Этьен посмотрел на Оливейру, Оливейра на Этьена, и т. д. Вполне понятное удивление. Такая честь, ничем не заслуженная.
— А потом все запечатаете и отошлете к Паку, издателю авангардистской литературы. На улицу Арбр-Сек. А вы знаете, что Паку — аккадское имя Гермеса? Мне всегда казалось… Впрочем, поговорим об этом в следующий раз.
— Вы не боитесь, что мы так все запутаем, — сказал Оливейра, — что потом никто не разберется? В первом томе у вас были сложные места, мы с ним спорили часами, думали, может, в типографии перепутали тексты.
— Это не имеет никакого значения, — сказал Морелли. — Мою книгу каждый может читать, как ему вздумается. Liber Fulguralis [350], мантические листы и так далее. Я просто располагаю их так, как бы мне хотелось прочитать. Но даже если все и перепутается, кто знает, может, тогда-то и выйдет замечательная книга. Это будет шутка Гермеса-Паку, крылатого мастака по части приманок и плутней. Вам нравятся эти слова?
— Нет, — сказал Оливейра. — Ни мастак, ни плутни. Довольно истасканные слова.
— Будьте осторожны, — сказал Морелли, закрывая глаза. — Все мы бьемся в поисках чистоты, надрываемся, пытаясь опорожнить прокисшие бурдюки. Однажды Хосе Бергамин чуть не умер, когда я позволил себе распотрошить у него две страницы, доказывая, что… А посему осторожно, друзья, может статься, то, что мы называем чистотой…
— Квадрат Малевича, — сказал Этьен.
— Ессо. Скажем иначе — надо подумать и о Гермесе, дать ему порезвиться. Заберите и приведите это все в порядок, раз уж вы ко мне пришли. Глядишь, и я выберусь отсюда и тоже смогу бросить взгляд.
— Мы завтра снова придем, если хотите.
— Хорошо. Но к завтра я, наверное, напишу новое. Я сведу вас с ума, поостерегитесь. Дайте-ка мне сигарету.
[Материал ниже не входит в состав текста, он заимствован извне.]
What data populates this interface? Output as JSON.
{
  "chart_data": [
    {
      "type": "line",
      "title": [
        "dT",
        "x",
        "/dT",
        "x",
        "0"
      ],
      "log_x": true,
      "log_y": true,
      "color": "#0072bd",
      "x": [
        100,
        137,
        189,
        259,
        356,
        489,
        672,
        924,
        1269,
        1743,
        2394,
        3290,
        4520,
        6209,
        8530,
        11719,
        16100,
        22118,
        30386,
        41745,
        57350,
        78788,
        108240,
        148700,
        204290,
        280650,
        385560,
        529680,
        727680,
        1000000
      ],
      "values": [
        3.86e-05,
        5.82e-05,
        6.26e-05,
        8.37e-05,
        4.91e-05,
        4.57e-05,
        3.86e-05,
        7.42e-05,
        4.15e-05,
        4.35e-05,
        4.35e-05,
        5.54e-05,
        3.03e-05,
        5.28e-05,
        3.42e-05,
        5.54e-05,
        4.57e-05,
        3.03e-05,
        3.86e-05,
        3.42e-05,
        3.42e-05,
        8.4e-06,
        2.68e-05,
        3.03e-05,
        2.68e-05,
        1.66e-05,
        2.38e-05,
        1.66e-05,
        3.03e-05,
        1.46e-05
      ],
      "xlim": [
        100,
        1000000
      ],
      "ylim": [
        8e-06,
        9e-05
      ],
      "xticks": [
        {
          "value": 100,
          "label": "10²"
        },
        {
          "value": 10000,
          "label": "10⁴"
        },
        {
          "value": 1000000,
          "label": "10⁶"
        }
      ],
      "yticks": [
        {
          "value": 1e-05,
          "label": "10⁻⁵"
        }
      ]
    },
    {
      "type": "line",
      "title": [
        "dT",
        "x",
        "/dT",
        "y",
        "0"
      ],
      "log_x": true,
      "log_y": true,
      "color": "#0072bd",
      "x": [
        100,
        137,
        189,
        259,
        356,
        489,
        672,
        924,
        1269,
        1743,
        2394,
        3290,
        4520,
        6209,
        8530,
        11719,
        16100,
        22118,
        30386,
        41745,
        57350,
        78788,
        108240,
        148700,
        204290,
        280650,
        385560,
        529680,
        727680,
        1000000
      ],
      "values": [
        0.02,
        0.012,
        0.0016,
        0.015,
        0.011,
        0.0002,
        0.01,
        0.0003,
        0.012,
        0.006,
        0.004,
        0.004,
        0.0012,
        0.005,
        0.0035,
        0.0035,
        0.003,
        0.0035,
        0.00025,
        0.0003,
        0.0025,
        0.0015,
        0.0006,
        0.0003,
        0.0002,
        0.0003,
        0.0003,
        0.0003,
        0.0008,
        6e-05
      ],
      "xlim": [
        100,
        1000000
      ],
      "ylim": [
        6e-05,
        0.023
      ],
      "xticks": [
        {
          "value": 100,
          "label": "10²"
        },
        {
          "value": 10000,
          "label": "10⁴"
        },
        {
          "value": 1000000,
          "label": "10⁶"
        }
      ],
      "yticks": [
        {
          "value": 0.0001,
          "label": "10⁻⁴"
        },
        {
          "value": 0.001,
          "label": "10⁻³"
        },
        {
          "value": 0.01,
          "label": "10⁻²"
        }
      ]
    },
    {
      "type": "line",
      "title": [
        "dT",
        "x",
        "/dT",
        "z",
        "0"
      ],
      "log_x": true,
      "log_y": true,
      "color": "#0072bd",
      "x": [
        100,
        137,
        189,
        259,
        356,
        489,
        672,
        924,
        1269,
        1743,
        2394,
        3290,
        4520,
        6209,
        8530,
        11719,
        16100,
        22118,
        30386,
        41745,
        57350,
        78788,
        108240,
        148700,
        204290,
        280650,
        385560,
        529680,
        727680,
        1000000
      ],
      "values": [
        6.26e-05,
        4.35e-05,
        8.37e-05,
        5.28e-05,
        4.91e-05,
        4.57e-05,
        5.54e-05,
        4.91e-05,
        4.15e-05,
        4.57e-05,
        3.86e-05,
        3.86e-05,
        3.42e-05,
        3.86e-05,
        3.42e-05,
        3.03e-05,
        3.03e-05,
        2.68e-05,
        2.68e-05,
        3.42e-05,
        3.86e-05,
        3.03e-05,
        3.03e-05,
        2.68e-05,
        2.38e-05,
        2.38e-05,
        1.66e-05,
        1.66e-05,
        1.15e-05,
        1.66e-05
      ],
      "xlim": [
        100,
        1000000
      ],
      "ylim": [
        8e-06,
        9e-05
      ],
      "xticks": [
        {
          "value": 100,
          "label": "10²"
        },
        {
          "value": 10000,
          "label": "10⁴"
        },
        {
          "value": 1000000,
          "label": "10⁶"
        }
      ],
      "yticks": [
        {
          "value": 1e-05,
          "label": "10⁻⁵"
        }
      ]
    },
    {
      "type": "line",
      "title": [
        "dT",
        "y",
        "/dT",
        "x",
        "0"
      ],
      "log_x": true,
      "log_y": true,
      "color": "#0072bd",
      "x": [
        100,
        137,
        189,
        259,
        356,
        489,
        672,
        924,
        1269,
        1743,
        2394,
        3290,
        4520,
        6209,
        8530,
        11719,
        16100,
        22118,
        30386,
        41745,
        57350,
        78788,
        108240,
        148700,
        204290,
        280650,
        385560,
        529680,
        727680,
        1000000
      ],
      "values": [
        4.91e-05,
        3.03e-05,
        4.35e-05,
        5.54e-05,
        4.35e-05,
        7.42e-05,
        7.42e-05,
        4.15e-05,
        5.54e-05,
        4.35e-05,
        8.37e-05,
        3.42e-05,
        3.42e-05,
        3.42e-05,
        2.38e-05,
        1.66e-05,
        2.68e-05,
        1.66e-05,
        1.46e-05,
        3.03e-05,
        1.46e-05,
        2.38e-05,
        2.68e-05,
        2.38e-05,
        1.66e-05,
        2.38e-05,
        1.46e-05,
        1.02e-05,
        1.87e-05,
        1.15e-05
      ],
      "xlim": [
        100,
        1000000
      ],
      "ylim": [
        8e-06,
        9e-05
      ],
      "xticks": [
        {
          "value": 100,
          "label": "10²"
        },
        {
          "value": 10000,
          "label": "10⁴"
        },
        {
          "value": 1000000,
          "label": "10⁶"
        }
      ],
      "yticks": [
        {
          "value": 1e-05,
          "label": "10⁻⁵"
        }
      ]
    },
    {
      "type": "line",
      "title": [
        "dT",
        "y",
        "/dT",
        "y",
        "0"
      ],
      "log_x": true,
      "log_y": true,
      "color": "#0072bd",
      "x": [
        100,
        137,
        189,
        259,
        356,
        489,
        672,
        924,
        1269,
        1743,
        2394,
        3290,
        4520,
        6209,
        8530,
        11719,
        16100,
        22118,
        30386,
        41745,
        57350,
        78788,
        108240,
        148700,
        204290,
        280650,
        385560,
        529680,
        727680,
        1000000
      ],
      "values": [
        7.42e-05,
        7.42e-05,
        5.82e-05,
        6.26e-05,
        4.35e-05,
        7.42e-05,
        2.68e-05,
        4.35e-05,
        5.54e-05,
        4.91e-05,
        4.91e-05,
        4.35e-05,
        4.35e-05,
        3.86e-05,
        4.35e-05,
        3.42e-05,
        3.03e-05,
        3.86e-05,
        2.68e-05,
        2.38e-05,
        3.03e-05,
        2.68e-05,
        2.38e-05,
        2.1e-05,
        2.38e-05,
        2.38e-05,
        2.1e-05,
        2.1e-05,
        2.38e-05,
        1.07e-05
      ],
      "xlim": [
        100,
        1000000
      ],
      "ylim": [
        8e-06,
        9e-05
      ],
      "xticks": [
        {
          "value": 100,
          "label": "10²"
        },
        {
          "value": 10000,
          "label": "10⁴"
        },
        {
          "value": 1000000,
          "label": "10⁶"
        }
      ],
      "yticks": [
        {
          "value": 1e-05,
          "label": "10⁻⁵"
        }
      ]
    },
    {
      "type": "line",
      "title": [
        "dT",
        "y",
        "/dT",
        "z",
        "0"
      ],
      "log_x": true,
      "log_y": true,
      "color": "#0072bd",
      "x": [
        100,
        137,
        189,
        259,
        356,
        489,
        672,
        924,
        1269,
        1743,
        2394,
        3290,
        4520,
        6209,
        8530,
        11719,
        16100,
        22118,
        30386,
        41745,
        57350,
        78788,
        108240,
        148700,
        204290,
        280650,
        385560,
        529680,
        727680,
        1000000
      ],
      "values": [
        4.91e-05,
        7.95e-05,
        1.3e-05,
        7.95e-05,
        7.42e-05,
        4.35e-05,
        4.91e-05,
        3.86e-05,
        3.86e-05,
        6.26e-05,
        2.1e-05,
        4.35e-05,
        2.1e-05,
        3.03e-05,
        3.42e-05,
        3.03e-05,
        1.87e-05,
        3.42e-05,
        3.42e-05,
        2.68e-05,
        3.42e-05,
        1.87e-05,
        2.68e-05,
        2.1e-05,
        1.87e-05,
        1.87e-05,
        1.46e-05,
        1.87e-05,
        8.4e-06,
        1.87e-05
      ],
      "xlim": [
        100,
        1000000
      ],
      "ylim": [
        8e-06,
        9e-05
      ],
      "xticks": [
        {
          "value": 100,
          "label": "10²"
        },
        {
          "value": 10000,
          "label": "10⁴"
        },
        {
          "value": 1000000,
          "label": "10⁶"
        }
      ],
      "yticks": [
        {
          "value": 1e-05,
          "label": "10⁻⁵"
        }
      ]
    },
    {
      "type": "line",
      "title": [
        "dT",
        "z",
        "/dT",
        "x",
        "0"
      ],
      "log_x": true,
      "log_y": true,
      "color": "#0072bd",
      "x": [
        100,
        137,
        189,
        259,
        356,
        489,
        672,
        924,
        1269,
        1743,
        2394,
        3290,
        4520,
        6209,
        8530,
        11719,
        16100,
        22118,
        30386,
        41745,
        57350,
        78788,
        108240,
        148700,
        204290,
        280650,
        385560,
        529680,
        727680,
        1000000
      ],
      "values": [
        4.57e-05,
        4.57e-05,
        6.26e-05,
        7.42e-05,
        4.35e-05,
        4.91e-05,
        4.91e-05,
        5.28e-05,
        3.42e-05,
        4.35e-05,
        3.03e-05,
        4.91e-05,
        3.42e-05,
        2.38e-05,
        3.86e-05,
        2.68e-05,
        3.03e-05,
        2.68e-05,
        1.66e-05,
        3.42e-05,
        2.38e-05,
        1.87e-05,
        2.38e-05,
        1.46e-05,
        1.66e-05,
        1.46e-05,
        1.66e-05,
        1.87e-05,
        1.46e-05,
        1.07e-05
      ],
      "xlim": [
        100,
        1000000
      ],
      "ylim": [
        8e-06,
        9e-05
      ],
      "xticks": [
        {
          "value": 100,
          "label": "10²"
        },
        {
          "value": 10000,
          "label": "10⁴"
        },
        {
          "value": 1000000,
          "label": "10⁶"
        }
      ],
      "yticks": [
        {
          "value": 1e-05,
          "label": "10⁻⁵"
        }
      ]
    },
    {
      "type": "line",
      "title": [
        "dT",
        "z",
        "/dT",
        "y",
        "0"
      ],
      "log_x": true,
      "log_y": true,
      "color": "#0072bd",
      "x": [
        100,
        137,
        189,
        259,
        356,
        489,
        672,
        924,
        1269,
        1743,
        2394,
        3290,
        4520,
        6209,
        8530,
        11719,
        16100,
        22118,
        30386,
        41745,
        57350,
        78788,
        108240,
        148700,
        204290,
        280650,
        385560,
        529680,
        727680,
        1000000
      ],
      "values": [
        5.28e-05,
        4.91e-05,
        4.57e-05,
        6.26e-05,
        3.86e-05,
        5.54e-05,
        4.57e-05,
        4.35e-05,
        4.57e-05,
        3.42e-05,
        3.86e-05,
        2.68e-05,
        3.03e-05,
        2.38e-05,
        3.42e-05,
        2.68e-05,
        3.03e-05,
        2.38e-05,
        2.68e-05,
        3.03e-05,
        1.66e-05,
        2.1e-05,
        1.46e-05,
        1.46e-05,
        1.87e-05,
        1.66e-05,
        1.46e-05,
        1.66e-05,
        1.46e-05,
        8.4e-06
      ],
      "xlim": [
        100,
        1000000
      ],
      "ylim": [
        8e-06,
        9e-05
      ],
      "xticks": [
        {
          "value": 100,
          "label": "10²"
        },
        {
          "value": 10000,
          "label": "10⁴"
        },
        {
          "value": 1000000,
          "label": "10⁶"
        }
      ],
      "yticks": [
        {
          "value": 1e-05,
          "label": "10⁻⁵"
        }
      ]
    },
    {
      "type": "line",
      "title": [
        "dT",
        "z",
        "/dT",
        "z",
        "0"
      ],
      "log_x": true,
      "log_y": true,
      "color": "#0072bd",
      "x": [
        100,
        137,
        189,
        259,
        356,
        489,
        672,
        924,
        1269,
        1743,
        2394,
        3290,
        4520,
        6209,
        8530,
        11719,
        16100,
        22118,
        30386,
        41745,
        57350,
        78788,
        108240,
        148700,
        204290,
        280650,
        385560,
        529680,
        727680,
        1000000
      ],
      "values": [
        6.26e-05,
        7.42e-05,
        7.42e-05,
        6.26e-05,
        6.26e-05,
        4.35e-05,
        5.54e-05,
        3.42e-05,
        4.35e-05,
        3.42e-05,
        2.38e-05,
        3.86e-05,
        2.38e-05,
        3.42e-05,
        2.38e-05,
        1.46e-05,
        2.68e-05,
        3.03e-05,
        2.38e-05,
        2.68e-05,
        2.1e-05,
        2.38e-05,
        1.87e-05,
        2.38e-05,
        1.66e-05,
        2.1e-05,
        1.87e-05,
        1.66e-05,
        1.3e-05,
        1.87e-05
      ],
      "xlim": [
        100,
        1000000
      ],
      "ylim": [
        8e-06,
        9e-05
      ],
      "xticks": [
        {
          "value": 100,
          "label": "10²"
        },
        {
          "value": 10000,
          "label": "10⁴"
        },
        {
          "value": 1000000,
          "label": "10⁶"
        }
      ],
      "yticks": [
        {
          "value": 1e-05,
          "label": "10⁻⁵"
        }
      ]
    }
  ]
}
Этьен протянул ему пачку «Голуаз». Оливейра держал ключ в руке и не знал, что сказать. Все — не так, этого не должно было случиться сегодня, нелепая шахматная партия с шестьюдесятью фигурами, ненужная радость в разгар глубочайшей печали, надо бы отмахнуться от нее, как от мухи, и выбрать печаль, а между тем единственное, что он держал в руках, — это ключ к радости, один шаг до того, чем он восхищался и что было ему необходимо, ключ, который открывал дверь Морелли, дверь в мир Морелли, и посреди этой радости чувствовать себя грустным и грязным, с усталой кожей и гноящимися глазами, пахнущим бессонной ночью и виноватостью, что кого-то уже нет и не пришло еще время, чтобы понять, хорошо ли ты поступал или не поступал все эти дни, и различить всхлипывания Маги и стук в потолок, снова вытерпеть секущий по лицу холодный дождь и рассвет над Пон-Мари, горькую отрыжку от вина, перемешанного с каньей, с водкой и опять с вином, и нащупать в кармане руку, не свою, а Рокамадура, и кусочек ночи, обслюнявленный, весь в мокрых пеленках, — как она запоздала, эта радость, а может, пришла слишком рано и пока еще не заслужена, а значит, может быть, villeicht, maybe, forse, peut-être [351], ax, какое же дерьмо, какое дерьмо, до завтра, маэстро, дерьмо дерьмом, бесконечное дерьмо, да, в часы посещения, дерьмо повсюду, им залеплено все: и лицо, и мир, мир из дерьма, мы принесем ему фрукты, архидерьмо на супердерьме, сверхдерьмом погоняет, dans cet Hôpital Laennec découvrit l’auscultation [352] и, может быть, еще… Ключ, невыразимый образ. Ключ. А может быть, все-таки выйти на улицу, с ключом в кармане. Может быть, все-таки ключ-Морелли, повернешь ключ — и войдешь совсем в другое, может быть, все-таки.